True Leadership

The university I graduated from started an online book club earlier this year. I thought it might be enjoyable to read books and discuss them with others and joined. I just finished reading our second book, A Woman of No Importance: The Untold Story of the American Spy Who Helped Win World War II by Sonia Purnell. It is the story of perhaps the most successful Allied spy of World War II, Virginia Hall. On top of being a woman in the male dominated world of espionage, she was an amputee. She lost her left leg at the knee in a hunting accident. And the work she accomplished is simply incredible.

She grew up always wanting to do something more than marrying well, her mother’s dream for her. She visited France in the 1920s and fell in love with the freedom she felt there as a woman as well as the people. After her time in France, she attempted to find work at the State Department as a diplomat. They never saw her in that role, resigning her to support roles that “fit her better.”

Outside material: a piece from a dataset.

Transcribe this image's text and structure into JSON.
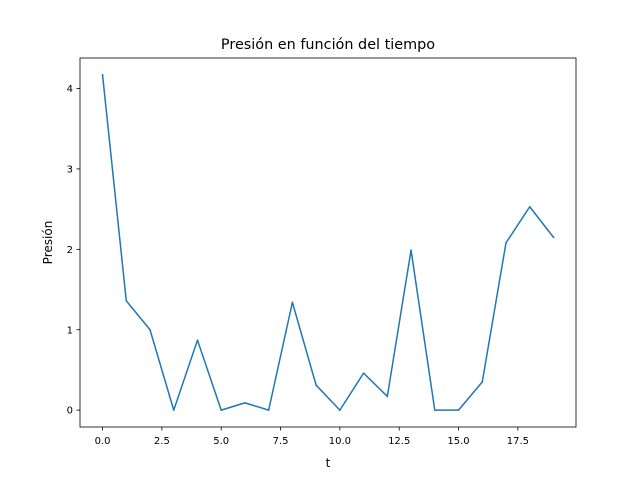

In early 1940 she became an ambulance driver in France for the French army. When France fell to the Nazis, she found herself in London where she sought to join the newly created Special Operations Executive (SOE). They were looking to place spies in Vichy France to build up resistance fighters. They struggled to do so. They were so desperate that they decided they had nothing to lose by giving Virginia a chance, never expecting her to last very long.

She outperformed every man in the SOE (and later the US’s Office of Strategic Services or OSS) over and over again. The things she accomplished were simply incredible: jail breaks, multiple disguises and names, escaping over the Pyrenees (with one leg!). Despite her performance, she was never given a command until near the end of the war. But she never let that stop her. She was always a leader, whether recognized for it or not. People looked to her and relied upon her to get things done. The result: she and her resistance fighters liberated the Loire valley without regular troops following the Normandy invasion, the first resistance group to do this in France.

Unfortunately after the war, the good old boys’ club kicked in again. She served in the CIA until she retired (mandatory) at sixty. Unlike the men, she was never invited back in a consulting role. After she died, the leadership at the CIA finally gave her the recognition she deserved. Interestingly, Virginia herself was never much interested in recognition. She just wanted to be allowed to do her work. When she was awarded the Distinguished Service Cross in 1945, she refused a public ceremony as she feared it would compromise her continued work as a spy. She was the only civilian woman in World War II to receive this award.

Virginia’s story is astounding for anyone, man or woman. The fact that she did it as a woman who was often overlooked or looked down on makes it all the more impressive. Add to that the disability of a prosthetic leg and you have the story of one of the most incredible leaders of the twentieth century.